U.S. security officials have directed the two carriers with nonstop flights from Moscow to the United States -- Delta Air Lines and Aeroflot Russian Airlines -- to screen all passengers and their carry-on and checked luggage for explosives.
The Transportation Security Administration ordered the new security measures in light of evidence that terrorists brought explosives aboard two Russian flights that crashed simultaneously last week, killing 89 people.
All cargo loaded onto Delta and Aeroflot planes must also be screened for explosives.
Neither of the carriers was involved in the two crashes, which occurred on domestic flights operated by Russian carriers. "At this point, we've determined it's prudent to take these additional steps until we have information to assess the ongoing situation," said Amy Von Walter, a TSA spokeswoman.
Some Homeland Security officials and safety experts speculated soon after the crashes that their timing could not have been accidental, even though Russian officials at first denied that there was a terrorist role.

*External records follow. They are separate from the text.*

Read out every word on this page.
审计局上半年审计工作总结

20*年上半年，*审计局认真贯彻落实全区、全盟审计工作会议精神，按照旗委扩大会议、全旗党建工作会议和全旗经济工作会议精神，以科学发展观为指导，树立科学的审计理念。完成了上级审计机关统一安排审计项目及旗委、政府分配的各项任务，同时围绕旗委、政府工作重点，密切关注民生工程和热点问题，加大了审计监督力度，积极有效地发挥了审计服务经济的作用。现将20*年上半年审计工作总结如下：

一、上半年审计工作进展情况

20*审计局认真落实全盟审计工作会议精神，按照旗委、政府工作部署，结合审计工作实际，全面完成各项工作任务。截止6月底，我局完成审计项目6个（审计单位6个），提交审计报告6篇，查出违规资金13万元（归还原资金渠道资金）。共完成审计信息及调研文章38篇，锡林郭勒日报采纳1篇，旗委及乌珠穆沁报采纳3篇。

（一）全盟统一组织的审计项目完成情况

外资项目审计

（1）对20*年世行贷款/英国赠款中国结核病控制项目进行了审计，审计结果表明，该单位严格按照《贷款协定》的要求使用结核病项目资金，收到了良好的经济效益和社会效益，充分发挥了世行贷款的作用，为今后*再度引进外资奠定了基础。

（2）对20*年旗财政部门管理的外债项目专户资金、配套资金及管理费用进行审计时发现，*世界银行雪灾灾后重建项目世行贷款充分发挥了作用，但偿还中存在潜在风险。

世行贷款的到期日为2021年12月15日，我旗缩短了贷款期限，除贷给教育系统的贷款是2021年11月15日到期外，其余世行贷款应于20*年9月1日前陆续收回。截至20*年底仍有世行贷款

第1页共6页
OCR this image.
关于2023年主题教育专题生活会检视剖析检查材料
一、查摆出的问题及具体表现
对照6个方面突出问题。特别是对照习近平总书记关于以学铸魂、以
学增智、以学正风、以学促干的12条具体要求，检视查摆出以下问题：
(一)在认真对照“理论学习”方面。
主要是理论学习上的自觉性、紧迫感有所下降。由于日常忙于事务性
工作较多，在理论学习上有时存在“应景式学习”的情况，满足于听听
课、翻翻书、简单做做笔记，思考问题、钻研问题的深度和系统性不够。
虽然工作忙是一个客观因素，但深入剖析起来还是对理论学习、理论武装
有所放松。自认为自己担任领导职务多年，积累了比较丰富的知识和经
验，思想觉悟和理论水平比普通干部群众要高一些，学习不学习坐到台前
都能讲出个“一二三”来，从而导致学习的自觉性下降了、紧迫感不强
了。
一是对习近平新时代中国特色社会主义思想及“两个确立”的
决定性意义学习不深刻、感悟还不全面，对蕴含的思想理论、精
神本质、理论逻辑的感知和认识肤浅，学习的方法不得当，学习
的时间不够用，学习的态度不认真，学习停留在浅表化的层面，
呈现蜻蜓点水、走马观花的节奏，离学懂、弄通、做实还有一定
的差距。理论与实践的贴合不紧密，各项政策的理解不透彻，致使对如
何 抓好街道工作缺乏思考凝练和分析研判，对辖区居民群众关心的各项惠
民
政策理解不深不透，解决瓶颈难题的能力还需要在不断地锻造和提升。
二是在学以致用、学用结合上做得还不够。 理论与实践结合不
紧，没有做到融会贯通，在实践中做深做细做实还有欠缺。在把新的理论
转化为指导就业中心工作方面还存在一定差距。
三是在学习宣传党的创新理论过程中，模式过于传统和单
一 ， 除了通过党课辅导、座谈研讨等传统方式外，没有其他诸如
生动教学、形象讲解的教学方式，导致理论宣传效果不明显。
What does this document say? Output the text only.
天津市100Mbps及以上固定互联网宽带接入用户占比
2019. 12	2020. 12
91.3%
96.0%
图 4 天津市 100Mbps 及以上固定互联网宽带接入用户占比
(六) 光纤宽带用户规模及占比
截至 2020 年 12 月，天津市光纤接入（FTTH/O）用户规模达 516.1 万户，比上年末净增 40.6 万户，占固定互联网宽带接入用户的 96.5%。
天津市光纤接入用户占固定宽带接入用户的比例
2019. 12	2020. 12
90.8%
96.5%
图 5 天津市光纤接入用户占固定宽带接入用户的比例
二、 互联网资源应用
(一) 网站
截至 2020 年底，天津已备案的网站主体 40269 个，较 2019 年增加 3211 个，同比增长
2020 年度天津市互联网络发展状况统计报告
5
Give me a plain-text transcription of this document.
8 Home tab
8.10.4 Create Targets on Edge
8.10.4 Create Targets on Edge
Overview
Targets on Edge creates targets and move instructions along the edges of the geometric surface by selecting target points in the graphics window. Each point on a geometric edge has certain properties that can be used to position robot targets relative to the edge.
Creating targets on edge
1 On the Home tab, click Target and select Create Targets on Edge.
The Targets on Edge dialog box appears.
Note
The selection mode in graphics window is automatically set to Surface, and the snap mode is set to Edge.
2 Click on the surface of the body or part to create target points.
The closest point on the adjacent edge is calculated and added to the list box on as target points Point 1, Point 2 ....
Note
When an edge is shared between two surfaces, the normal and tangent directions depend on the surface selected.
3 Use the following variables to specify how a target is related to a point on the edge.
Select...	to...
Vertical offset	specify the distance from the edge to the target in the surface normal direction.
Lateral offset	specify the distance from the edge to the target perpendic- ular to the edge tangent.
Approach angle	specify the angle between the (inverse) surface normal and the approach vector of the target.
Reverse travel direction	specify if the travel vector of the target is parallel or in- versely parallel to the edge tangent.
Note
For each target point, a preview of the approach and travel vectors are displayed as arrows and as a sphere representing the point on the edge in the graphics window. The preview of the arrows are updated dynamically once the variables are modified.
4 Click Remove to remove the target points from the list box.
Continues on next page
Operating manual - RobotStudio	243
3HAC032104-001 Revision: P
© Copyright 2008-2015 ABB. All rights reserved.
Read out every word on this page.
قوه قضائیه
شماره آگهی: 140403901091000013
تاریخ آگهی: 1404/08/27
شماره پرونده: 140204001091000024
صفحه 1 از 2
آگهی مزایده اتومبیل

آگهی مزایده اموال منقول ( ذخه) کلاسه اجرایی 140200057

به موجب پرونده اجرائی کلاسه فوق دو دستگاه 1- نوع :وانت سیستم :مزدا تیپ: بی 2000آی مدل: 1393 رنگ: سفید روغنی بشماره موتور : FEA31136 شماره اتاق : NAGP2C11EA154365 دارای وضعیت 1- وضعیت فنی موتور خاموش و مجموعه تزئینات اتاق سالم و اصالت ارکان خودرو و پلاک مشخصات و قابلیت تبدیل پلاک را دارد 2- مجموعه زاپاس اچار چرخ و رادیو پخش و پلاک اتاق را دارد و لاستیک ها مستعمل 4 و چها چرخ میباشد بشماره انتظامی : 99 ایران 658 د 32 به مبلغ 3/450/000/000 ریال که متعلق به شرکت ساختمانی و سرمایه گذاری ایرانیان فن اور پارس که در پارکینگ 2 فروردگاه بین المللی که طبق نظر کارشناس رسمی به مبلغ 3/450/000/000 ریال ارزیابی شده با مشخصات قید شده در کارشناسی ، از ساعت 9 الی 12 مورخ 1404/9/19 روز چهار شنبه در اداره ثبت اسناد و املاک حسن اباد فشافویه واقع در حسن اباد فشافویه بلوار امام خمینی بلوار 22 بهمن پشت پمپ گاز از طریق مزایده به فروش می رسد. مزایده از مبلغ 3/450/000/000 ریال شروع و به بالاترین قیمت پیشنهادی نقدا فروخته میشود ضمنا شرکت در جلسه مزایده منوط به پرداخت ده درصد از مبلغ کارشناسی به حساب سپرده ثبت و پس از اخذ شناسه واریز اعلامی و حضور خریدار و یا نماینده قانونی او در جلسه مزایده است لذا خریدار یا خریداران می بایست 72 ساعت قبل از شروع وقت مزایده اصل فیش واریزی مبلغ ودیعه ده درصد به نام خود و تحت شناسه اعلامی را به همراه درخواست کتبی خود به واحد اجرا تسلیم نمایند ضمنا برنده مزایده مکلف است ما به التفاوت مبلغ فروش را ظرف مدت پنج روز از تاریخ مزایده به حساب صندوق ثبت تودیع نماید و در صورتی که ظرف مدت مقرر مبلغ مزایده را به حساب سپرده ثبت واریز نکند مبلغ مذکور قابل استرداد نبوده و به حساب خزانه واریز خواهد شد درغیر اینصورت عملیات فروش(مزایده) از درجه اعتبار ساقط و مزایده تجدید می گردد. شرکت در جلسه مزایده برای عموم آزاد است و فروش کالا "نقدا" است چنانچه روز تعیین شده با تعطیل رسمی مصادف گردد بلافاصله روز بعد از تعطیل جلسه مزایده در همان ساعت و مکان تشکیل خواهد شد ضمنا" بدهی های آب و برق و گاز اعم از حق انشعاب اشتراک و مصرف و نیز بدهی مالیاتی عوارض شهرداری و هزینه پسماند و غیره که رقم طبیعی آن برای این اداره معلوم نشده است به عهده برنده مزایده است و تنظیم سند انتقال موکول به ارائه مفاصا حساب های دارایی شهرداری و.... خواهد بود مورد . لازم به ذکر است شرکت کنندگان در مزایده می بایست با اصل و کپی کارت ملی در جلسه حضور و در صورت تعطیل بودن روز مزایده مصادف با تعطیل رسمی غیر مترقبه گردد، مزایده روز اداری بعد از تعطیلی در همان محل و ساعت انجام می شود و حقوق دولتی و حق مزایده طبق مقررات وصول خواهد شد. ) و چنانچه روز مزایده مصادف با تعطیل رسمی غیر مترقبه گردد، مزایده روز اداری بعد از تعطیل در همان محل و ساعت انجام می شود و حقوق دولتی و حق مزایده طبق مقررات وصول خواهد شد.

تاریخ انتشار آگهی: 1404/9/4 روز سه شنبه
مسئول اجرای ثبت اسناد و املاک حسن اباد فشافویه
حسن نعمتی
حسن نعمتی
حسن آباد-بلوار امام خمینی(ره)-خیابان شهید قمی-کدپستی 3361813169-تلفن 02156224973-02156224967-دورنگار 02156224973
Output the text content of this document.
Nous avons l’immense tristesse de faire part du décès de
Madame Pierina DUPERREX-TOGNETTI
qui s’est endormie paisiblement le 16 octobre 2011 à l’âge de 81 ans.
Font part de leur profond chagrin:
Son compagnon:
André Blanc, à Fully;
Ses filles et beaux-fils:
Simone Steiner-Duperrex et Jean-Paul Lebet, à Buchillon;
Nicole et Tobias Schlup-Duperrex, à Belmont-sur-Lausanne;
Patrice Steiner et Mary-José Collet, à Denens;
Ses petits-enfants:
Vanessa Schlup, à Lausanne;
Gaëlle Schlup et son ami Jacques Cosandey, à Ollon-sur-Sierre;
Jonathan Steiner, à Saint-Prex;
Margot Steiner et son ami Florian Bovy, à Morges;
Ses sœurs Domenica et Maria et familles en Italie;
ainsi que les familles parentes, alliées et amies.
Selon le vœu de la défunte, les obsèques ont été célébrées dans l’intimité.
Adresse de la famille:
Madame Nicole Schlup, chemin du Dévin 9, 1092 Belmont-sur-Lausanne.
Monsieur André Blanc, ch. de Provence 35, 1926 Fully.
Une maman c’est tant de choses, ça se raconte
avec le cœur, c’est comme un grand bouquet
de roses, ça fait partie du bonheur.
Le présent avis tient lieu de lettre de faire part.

The TSA said it waited until this week to require the tighter security measures, after the explosive hexogen, also known as RDX, was found at the crash sites. Russian investigators said they are still investigating whether two women with Chechen surnames, one aboard each plane, might have been terrorists.
The day after the Aug. 24 crashes, U.S. security officials said they had decided not to ask military jets to escort inbound commercial flights from Russia. But later in the day, local residents reported seeing fighter jets following an Aeroflot plane into the Los Angeles area on an unusual path over the ocean. The North American Aerospace Defense Command, the military unit responsible for domestic air defense, decided to follow the flight to Los Angeles because it was conducting exercises in the area, said a senior Homeland Security official who spoke on condition of anonymity because of the sensitivity of military operations. U.S. security and airport officials said they were not aware that any other military jets had since followed commercial jets from Russia.
A NORAD spokesman said he could not comment on military operations.
Delta said it has recommended that passengers on its daily flight to New York's John F. Kennedy International Airport arrive three hours before scheduled departure at Moscow's Sheremetyevo Airport for the additional security procedures, according to spokeswoman Peggy Estes. Representatives of Aeroflot, which has scheduled flights to Washington, New York and Los Angeles, could not be reached for comment.
"We're paying attention to the request of the Americans and we understand the security concerns," said Yevgeniy Khorishko, spokesman for the Russian Embassy.